Grata found that the “supply of boomer deals is expected to rise” with boomers “reaching retirement and seeking liquidity.” Baby boomers are expected to turn over $14 trillion of business value in the next five years, according to Fortune magazine, although it may happen faster than that due to an eagerness to sell during pandemic-induced business disruption. Maine Pointe, a global supply chain and operations consulting firm, recently described baby boomer retirement as “a significant, sustained opportunity for private equity.” Exactly how big an opportunity remains to be seen.
As Maine Pointe notes, many of these businesses “are debt free with loyal customers and tested and proven business models.” That’s good news for buyers. Still, many are below the threshold in terms of the size that PE investors often prefer. “Many of these companies are simply too small to be on the radar screens or meet the deal criteria of even the smallest of funds,” wrote CNBC. While these companies may not be ripe to be PE platforms, they could make good add-on acquisitions.
Many small businesses up for sale may not operate the way PE investors prefer. “Restructuring the organization, while retaining its key people and retaining customer loyalty, can be a challenge,” as Maine Pointe puts it, noting “founders often find it difficult to relinquish companies they’ve spent a lifetime building.” That can lead to risk, as well as reward, for acquirers seeking to improve efficiency.

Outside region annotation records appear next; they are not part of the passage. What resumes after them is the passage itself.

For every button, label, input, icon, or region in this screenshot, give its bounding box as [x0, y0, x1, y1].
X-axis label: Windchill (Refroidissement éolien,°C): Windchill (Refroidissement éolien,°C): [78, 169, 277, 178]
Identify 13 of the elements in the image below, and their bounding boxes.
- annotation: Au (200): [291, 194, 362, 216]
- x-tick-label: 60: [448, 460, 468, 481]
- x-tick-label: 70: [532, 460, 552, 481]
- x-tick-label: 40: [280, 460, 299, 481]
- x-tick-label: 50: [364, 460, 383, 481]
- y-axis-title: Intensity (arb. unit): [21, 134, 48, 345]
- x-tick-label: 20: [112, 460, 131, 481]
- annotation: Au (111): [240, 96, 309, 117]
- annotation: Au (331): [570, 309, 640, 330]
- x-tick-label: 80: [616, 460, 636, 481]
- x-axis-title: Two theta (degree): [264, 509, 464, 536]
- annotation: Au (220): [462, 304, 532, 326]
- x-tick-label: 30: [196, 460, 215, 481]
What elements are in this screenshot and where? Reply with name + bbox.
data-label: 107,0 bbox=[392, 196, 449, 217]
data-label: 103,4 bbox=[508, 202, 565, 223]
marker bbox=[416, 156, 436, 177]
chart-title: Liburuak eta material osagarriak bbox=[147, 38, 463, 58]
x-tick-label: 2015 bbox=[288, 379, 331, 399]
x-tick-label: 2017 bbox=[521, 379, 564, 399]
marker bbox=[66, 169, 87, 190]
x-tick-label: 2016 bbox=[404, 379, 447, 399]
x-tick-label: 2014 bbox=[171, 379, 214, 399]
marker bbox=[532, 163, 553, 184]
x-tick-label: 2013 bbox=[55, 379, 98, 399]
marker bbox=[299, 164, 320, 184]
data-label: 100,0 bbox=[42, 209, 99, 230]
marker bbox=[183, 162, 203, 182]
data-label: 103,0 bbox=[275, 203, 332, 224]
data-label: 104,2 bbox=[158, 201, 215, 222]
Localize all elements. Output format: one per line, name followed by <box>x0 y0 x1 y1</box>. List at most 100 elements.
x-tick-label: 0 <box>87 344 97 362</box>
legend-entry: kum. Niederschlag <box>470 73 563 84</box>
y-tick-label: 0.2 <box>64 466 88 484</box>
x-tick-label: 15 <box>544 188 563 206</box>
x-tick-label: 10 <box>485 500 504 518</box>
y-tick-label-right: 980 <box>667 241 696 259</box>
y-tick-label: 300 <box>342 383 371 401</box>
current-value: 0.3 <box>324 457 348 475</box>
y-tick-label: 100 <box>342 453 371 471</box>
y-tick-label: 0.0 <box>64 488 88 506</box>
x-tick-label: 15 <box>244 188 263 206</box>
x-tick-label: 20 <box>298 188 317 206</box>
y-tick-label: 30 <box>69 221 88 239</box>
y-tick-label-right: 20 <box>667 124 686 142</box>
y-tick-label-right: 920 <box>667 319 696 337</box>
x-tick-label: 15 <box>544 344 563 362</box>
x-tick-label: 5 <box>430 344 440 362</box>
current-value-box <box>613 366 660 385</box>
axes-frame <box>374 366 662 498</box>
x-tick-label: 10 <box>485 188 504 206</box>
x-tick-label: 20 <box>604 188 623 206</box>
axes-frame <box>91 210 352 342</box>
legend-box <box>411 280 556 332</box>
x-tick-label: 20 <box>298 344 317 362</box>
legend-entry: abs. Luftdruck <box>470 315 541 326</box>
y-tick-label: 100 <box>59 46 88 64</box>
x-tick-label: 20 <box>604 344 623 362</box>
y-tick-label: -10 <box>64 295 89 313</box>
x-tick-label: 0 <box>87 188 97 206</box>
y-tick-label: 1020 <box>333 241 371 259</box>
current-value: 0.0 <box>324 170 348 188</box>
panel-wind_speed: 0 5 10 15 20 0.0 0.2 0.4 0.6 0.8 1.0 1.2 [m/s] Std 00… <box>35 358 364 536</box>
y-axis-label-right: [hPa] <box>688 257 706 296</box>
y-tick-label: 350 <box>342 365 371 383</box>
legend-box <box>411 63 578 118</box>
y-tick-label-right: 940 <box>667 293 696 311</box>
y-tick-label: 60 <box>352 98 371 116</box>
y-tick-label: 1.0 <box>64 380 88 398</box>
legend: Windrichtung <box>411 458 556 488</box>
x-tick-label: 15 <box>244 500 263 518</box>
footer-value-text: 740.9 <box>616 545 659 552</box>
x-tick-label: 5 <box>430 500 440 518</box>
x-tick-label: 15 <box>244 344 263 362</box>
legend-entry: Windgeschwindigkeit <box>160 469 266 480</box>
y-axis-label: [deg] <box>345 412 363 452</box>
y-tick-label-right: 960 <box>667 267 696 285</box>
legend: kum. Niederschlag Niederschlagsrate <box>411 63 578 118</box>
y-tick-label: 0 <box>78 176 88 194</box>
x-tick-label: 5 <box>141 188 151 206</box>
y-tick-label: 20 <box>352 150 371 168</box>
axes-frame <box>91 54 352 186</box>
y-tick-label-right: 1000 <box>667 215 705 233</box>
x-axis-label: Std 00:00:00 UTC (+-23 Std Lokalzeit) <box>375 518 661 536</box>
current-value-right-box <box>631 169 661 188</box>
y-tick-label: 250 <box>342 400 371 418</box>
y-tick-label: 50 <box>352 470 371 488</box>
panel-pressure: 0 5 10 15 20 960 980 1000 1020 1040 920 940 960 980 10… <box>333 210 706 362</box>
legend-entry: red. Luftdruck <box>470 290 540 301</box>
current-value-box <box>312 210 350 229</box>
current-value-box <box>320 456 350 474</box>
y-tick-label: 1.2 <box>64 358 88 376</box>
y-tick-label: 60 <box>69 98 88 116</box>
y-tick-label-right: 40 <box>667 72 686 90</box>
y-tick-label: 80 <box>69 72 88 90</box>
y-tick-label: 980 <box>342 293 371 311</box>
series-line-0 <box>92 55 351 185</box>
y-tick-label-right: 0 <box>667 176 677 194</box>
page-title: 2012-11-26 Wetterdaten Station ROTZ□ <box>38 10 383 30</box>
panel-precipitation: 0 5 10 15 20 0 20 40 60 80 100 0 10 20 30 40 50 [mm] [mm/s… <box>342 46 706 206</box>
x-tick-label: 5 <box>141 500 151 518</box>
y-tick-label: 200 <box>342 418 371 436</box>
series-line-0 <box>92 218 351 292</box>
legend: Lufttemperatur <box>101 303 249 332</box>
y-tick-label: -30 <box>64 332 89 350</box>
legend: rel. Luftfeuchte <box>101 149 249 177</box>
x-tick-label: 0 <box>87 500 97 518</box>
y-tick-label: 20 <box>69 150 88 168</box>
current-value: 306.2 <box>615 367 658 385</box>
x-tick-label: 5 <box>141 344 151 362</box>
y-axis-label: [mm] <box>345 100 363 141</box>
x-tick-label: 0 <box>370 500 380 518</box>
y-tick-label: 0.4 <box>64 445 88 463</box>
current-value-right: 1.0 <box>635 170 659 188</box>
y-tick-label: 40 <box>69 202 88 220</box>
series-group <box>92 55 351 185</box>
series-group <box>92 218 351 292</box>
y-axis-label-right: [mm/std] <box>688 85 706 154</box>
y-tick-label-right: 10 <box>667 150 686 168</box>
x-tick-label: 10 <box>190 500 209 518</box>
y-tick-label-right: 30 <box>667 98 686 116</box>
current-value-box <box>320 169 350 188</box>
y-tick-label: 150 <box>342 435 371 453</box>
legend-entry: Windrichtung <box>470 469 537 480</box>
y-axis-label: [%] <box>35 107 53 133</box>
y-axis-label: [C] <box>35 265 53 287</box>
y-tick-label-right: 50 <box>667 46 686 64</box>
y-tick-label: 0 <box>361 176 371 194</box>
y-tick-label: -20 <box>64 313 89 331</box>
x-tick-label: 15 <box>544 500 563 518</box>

No Succession Plan…No Problem?
A Wilmington Trust survey found more than 58% of small business owners have no transition or succession plan. That can open the door to PE deals, or simply delay any change. Owners often enjoy running their business and are in denial about the passage of time. And some family members struggle to let go, delaying sales for economic or emotional reasons. Seemingly intractable inflation, interest rate hikes, the war in Ukraine, supply chain shortages, and a tight hiring market can all throw roadblocks in the way of deals. But a changing of the guard creates opportunities, even if they are further down the road.
“As baby boomers retire, Main Street could face a tsunami of change,” is how CNBC.com puts it. Many business owners’ net worth depends on their family business, so anything that hurts their business hurts their retirement. That could push deals further back as well. And PE isn’t the only sector eagerly eyeing deals from retiring baby boomers. Companies considering management buyouts, employee stock ownership plans, and other would-be acquirers are all waiting in the wings.
Exactly when owners will retire and sell isn’t always clear, but it seems inevitable that PE will play a big role in the next chapter for many companies (although perhaps not necessarily the smallest). A wave that includes a massive transfer of wealth has begun to break. In some cases, PE will watch, but in others, you can expect investors and funds to dive in and get deals done as baby boomers sell and private equity firms get involved in the next Big Boom.